How does Jeremy deal with this issue?
He creates a new target variable is_validation_set
and sets to True
for
validation and False
for training subsets. Then he trains a random forest and
examines which features are the most important. Ideally one shouldn’t be able
to predict what is in the validation set and what is the training set. However
if it is possible, it is crucial to examine which features allow such
prediction. I find this technique to be ingeniously simple!
“Trick” 5: Make sure your validation set generalises to production.

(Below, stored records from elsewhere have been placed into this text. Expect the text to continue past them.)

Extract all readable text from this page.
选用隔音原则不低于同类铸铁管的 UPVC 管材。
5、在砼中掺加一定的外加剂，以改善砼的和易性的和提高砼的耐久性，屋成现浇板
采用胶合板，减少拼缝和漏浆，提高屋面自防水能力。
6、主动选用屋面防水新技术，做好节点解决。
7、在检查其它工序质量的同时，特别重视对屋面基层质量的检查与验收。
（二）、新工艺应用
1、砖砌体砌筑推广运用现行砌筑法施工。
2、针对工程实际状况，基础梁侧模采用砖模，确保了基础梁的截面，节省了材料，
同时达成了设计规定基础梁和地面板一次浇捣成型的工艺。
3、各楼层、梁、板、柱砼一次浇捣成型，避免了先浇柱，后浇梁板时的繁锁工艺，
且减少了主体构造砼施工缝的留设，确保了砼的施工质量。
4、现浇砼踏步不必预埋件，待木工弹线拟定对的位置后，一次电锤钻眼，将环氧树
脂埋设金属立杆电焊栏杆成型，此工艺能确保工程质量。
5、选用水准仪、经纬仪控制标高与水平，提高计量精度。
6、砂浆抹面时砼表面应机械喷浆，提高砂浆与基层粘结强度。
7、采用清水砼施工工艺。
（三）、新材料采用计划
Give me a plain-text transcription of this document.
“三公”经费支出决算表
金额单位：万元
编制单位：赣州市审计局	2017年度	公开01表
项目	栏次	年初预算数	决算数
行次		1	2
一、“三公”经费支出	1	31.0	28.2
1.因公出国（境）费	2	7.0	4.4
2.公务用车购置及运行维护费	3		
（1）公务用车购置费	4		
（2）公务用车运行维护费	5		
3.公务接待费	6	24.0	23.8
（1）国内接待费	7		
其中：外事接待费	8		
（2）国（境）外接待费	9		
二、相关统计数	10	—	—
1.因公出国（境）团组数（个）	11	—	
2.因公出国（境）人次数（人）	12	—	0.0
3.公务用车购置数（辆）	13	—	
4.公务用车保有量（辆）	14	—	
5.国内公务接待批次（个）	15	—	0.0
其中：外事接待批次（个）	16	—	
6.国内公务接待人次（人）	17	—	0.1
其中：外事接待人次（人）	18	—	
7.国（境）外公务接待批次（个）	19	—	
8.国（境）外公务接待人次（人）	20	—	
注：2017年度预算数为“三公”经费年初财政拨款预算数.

Imagine the blissful moment when, after all the data extraction and preprocessing, you finally have all the data prepared and ready for modelling - and you start playing around with various models, features and hyperparameters. But wait, you are still having doubts whether any of this work will generalise to production. After all, what works offline often doesn’t work once deployed, as you probably have learned from experience. How do you gain more confidence in deploying your own models? I have developed a habit of manually inspecting a few predictions before deploying anything to live: however such process1 is far from rewarding. Jeremy advocates building 5 completely different models and making sure that their performance aligns monotonically. So the top model on validation should be the top model in production. The second best on validation should be the second best in production and so on. This way one can be sure that the performance on the validation generalises well into production. One must trust their validation set to be representative before optimising the performance on it (duh!).
Conclusion.
I have thoroughly enjoyed watching just 2 lessons and I can’t wait to watch more material by Jeremy Howard. Another meta-lesson is how much of practising data science consists of learning various techniques rather than just learning how to code against API provided by sklearn. This is a reminder to myself to keep watching educational videos and keep learning from other practitioners. And I hope to blog about what I learn more often :).
P.S. special thanks to Hiromi Suenaga for her excellent notes.